A estação não era longe. E lá, muito antes da hora aprazada, esperando-os embaixo do relógio, estava a jovem mãe de Stephen, elegante e discreta no seu costume de
sarja preto, uma figura que mal se notaria na multidão. Mas o menino viu-a e correu para ela. Ela curvou-se um pouco, apertou-o fortemente nos braços.
Ficando a pequena distância, o Reitor discretamente olhava para um lado. Contudo, não podia deixar de notar... era um encontro adorável. E a viúva do seu filho...
ela era realmente uma criaturinha decente e modesta,
vivendo agora com a irmã numa casa separada em Cliftonville, a melhor parte de Margate. Havia um firme, aliás, um crescente rendimento com as vendas dos quadros
de Stephen. Ele tinha certeza de que o preto por ela usado ainda era um sinal de luto - devia tê-lo amado muito, sim, muito mais do que ele acreditara. Eles agora
vinham ao seu encontro.
- Espero que Stevie tenha sido um bom menino.
- Muito bom. - Mas ele gostaria que ela não abreviasse o nome daquele modo. - Tivemos bons momentos juntos.
- É muita bondade sua ficar com ele.
- E muita atenção sua deixar que eu o faça.
Conversaram amavelmente por alguns minutos. Então, uma pausa. Jenny olhou significativamente para o filho.
- Muitíssimo obrigada, senhor, pela esplêndida oportunidade. Apertaram-se as mãos. Ele os viu afastarem-se juntos, de braço dado, observando-os até que se perderam
de vista. Suspirou. A despeito do grande relógio acima da sua cabeça, consultou o seu. Seu trem partia em 15 minutos. Caroline muito provavelmente estaria no mercado
de Halborough e o encontraria na estação, voltando com ele para casa de ônibus. Desde a morte de Julia, havia dois anos, ela parecia preocupar-se menos. Tornara-o
confortável na Pequena Reitoria, arrumando-a tão bem que ele agora até gostava do lugar. Embora não passasse de um bangalô, era mais conveniente e quente no inverno.
Sim, uma boa alma, Carrie.

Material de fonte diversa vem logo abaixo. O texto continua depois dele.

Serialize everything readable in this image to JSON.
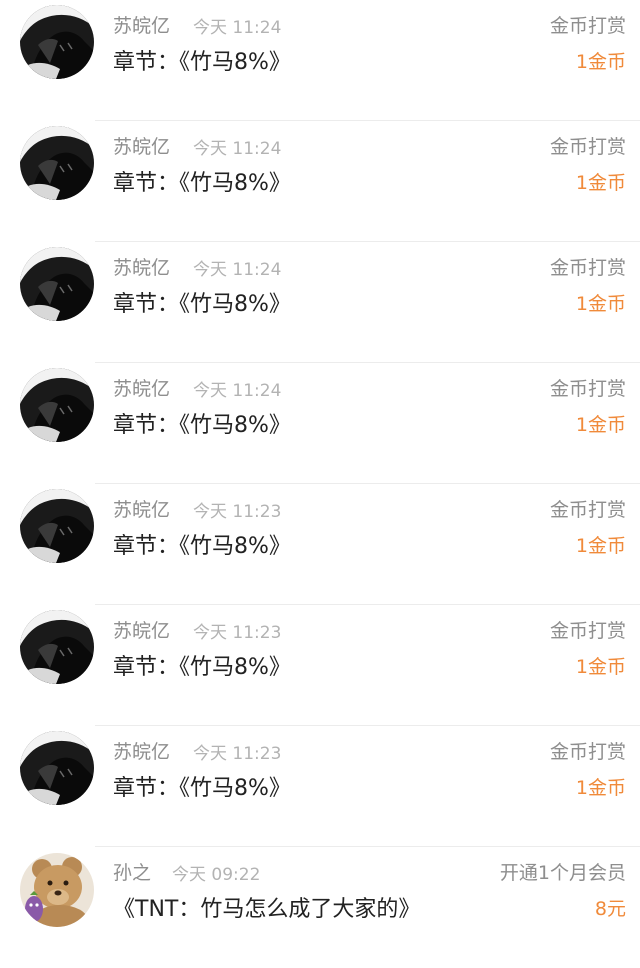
{
  "colors": {
    "muted_text": "#8e8e8e",
    "time_text": "#b3b3b3",
    "primary_text": "#222222",
    "amount_orange": "#f08a3a",
    "separator": "#ececec"
  },
  "records": [
    {
      "avatar_icon": "dark-anime-avatar-icon",
      "user": "苏皖亿",
      "time": "今天 11:24",
      "type": "金币打赏",
      "content": "章节：《竹马8%》",
      "amount": "1金币"
    },
    {
      "avatar_icon": "dark-anime-avatar-icon",
      "user": "苏皖亿",
      "time": "今天 11:24",
      "type": "金币打赏",
      "content": "章节：《竹马8%》",
      "amount": "1金币"
    },
    {
      "avatar_icon": "dark-anime-avatar-icon",
      "user": "苏皖亿",
      "time": "今天 11:24",
      "type": "金币打赏",
      "content": "章节：《竹马8%》",
      "amount": "1金币"
    },
    {
      "avatar_icon": "dark-anime-avatar-icon",
      "user": "苏皖亿",
      "time": "今天 11:24",
      "type": "金币打赏",
      "content": "章节：《竹马8%》",
      "amount": "1金币"
    },
    {
      "avatar_icon": "dark-anime-avatar-icon",
      "user": "苏皖亿",
      "time": "今天 11:23",
      "type": "金币打赏",
      "content": "章节：《竹马8%》",
      "amount": "1金币"
    },
    {
      "avatar_icon": "dark-anime-avatar-icon",
      "user": "苏皖亿",
      "time": "今天 11:23",
      "type": "金币打赏",
      "content": "章节：《竹马8%》",
      "amount": "1金币"
    },
    {
      "avatar_icon": "dark-anime-avatar-icon",
      "user": "苏皖亿",
      "time": "今天 11:23",
      "type": "金币打赏",
      "content": "章节：《竹马8%》",
      "amount": "1金币"
    },
    {
      "avatar_icon": "teddy-bear-avatar-icon",
      "user": "孙之",
      "time": "今天 09:22",
      "type": "开通1个月会员",
      "content": "《TNT：竹马怎么成了大家的》",
      "amount": "8元"
    }
  ]
}
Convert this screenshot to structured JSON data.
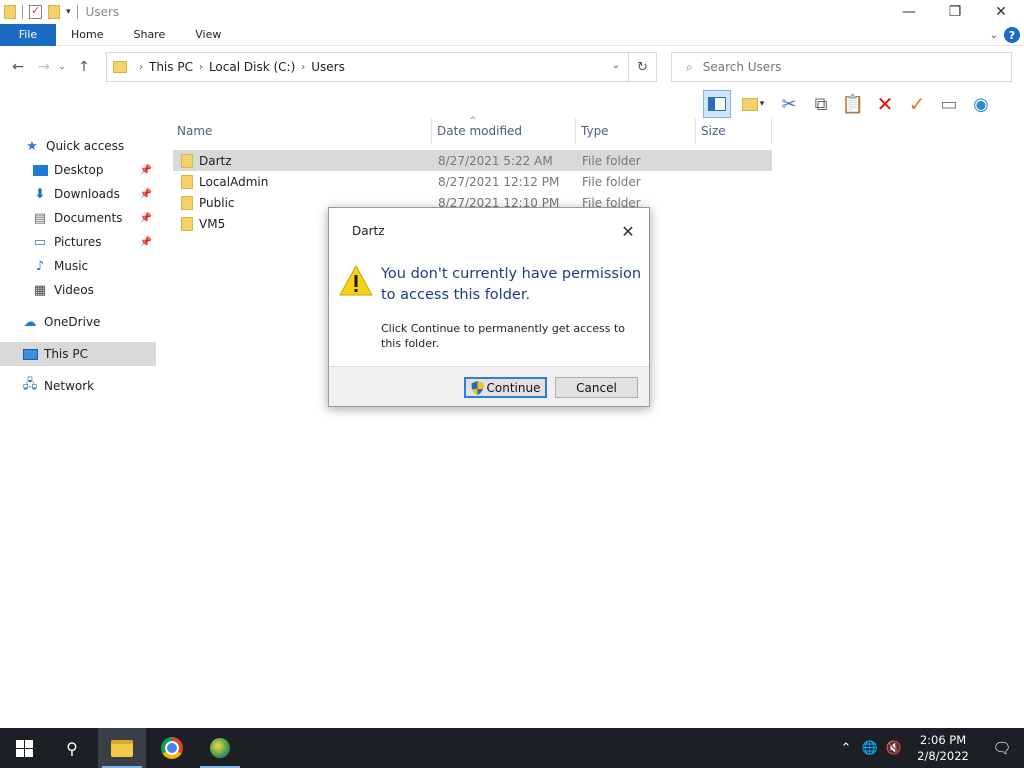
{
  "window": {
    "title": "Users",
    "controls": {
      "minimize": "—",
      "maximize": "❐",
      "close": "✕"
    }
  },
  "ribbon": {
    "tabs": [
      "File",
      "Home",
      "Share",
      "View"
    ],
    "help": "?"
  },
  "address": {
    "crumbs": [
      "This PC",
      "Local Disk (C:)",
      "Users"
    ],
    "search_placeholder": "Search Users"
  },
  "sidebar": {
    "items": [
      {
        "label": "Quick access",
        "icon": "star-icon",
        "pinned": false
      },
      {
        "label": "Desktop",
        "icon": "desktop-icon",
        "pinned": true
      },
      {
        "label": "Downloads",
        "icon": "downloads-icon",
        "pinned": true
      },
      {
        "label": "Documents",
        "icon": "documents-icon",
        "pinned": true
      },
      {
        "label": "Pictures",
        "icon": "pictures-icon",
        "pinned": true
      },
      {
        "label": "Music",
        "icon": "music-icon",
        "pinned": false
      },
      {
        "label": "Videos",
        "icon": "videos-icon",
        "pinned": false
      },
      {
        "label": "OneDrive",
        "icon": "onedrive-icon",
        "pinned": false
      },
      {
        "label": "This PC",
        "icon": "this-pc-icon",
        "pinned": false,
        "selected": true
      },
      {
        "label": "Network",
        "icon": "network-icon",
        "pinned": false
      }
    ]
  },
  "file_list": {
    "columns": [
      "Name",
      "Date modified",
      "Type",
      "Size"
    ],
    "rows": [
      {
        "name": "Dartz",
        "date": "8/27/2021 5:22 AM",
        "type": "File folder",
        "selected": true
      },
      {
        "name": "LocalAdmin",
        "date": "8/27/2021 12:12 PM",
        "type": "File folder"
      },
      {
        "name": "Public",
        "date": "8/27/2021 12:10 PM",
        "type": "File folder"
      },
      {
        "name": "VM5",
        "date": "",
        "type": ""
      }
    ]
  },
  "dialog": {
    "title": "Dartz",
    "main_text": "You don't currently have permission to access this folder.",
    "sub_text": "Click Continue to permanently get access to this folder.",
    "continue_label": "Continue",
    "cancel_label": "Cancel"
  },
  "taskbar": {
    "time": "2:06 PM",
    "date": "2/8/2022"
  }
}
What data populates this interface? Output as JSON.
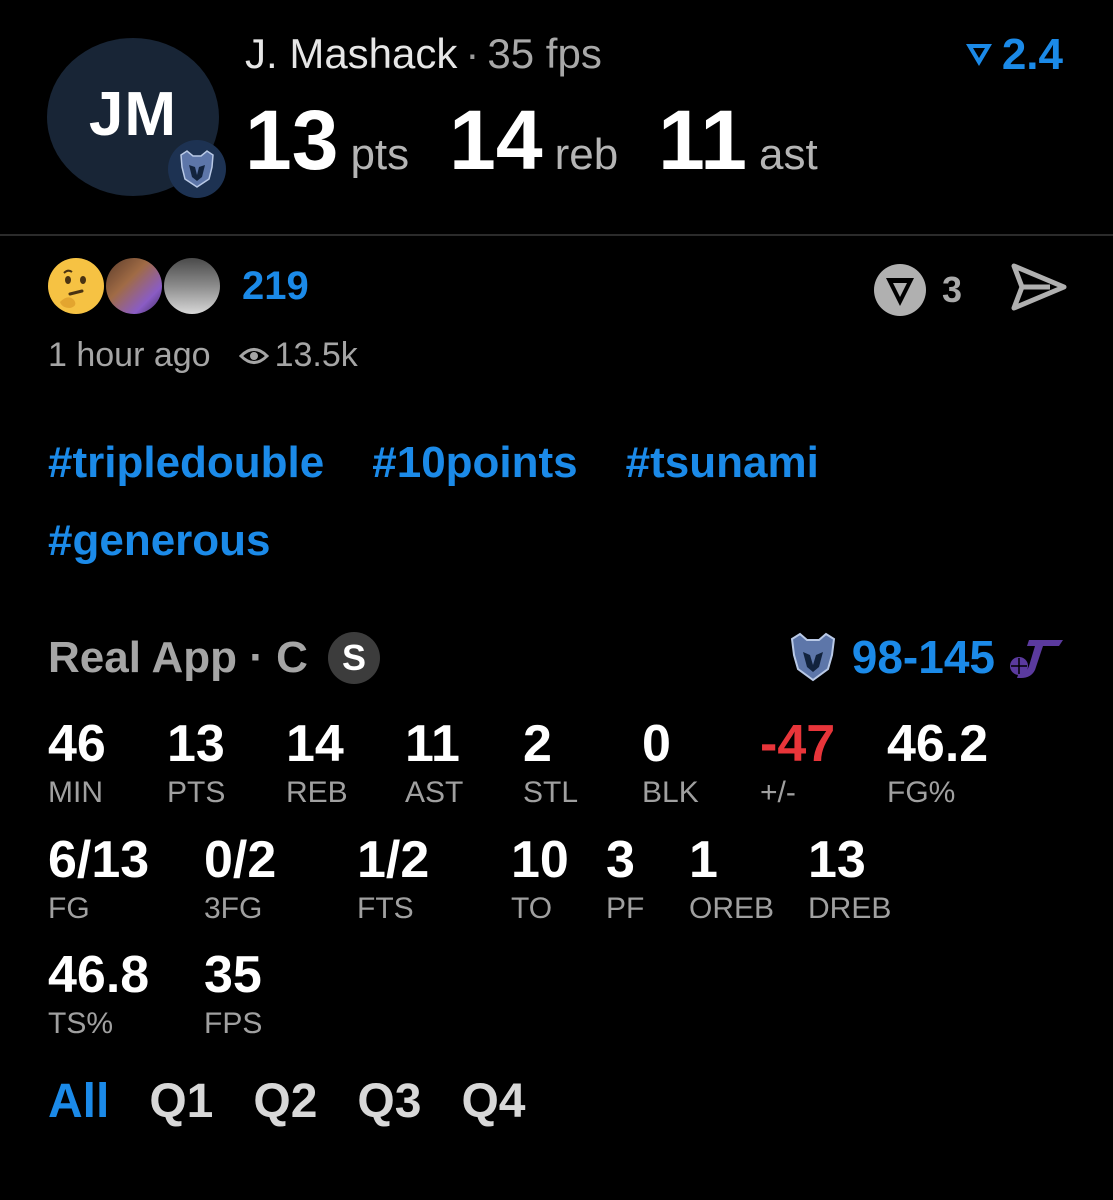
{
  "player": {
    "initials": "JM",
    "name": "J. Mashack",
    "separator": "·",
    "fps_label": "35 fps",
    "rating": "2.4"
  },
  "headline": [
    {
      "value": "13",
      "unit": "pts"
    },
    {
      "value": "14",
      "unit": "reb"
    },
    {
      "value": "11",
      "unit": "ast"
    }
  ],
  "reactions": {
    "count": "219",
    "votes": "3",
    "icons": [
      "thinking-face-emoji",
      "player-photo-reaction",
      "player-photo-reaction"
    ]
  },
  "meta": {
    "time_ago": "1 hour ago",
    "views": "13.5k"
  },
  "hashtags": [
    "#tripledouble",
    "#10points",
    "#tsunami",
    "#generous"
  ],
  "game": {
    "source": "Real App · C",
    "badge": "S",
    "score": "98-145",
    "home_team_icon": "grizzlies-logo-icon",
    "away_team_icon": "jazz-logo-icon"
  },
  "stats": {
    "row1": [
      {
        "value": "46",
        "label": "MIN"
      },
      {
        "value": "13",
        "label": "PTS"
      },
      {
        "value": "14",
        "label": "REB"
      },
      {
        "value": "11",
        "label": "AST"
      },
      {
        "value": "2",
        "label": "STL"
      },
      {
        "value": "0",
        "label": "BLK"
      },
      {
        "value": "-47",
        "label": "+/-"
      },
      {
        "value": "46.2",
        "label": "FG%"
      }
    ],
    "row2": [
      {
        "value": "6/13",
        "label": "FG"
      },
      {
        "value": "0/2",
        "label": "3FG"
      },
      {
        "value": "1/2",
        "label": "FTS"
      },
      {
        "value": "10",
        "label": "TO"
      },
      {
        "value": "3",
        "label": "PF"
      },
      {
        "value": "1",
        "label": "OREB"
      },
      {
        "value": "13",
        "label": "DREB"
      }
    ],
    "row3": [
      {
        "value": "46.8",
        "label": "TS%"
      },
      {
        "value": "35",
        "label": "FPS"
      }
    ]
  },
  "periods": [
    "All",
    "Q1",
    "Q2",
    "Q3",
    "Q4"
  ],
  "colors": {
    "accent": "#1b8ae8",
    "negative": "#e8353a",
    "background": "#000000"
  }
}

Pois se até parecera quase alegre outro dia, quando Claire lhe dera aquele cachorrinho spaniel. Ah, Claire... Claire... Se ao menos...
mas não, ele não devia vaguear naquela terra do podia-ter-sido. Na banca de jornais, demorou-se um pouco - nada digno de leitura agora, tudo Moleiras sensacionais;
por fim, apanhou a Cornhill Magazine. Talvez pudesse achar nela alguma coisa para o seu sermão de domingo. Agora já tinha usado muito o Bispo Denton, respigado o
velho camarada demasiadas vezes, e ideias não ocorriam nitidamente ou tão facilmente como antes.
Encontrou um lugar num canto da terceira classe - passados eram os dias de viajar na primeira - e quando a locomotiva se movimentou, acomodou-se para ler. Mas a
luz do dia estava diminuindo, a sua vista enfraquecida e a iluminação do compartimento fraca. Sentiu-se subitamente cansado, e o almoço que o menino tinha escolhido,
grelhados sortidos, embora compartilhado por ele parcimoniosamente, ou talvez o Chablis, nunca fora um bebedor, dava-lhe uma ligeira sensação de peso. Inclinando-se
para trás, fechou os olhos. Dormia? Ou ouvia o pulsar das rodas, que pareciam repetir, sempre e sempre, o nome do seu filho morto?
A escuridão caiu e o trem continuou matracolejando na noite.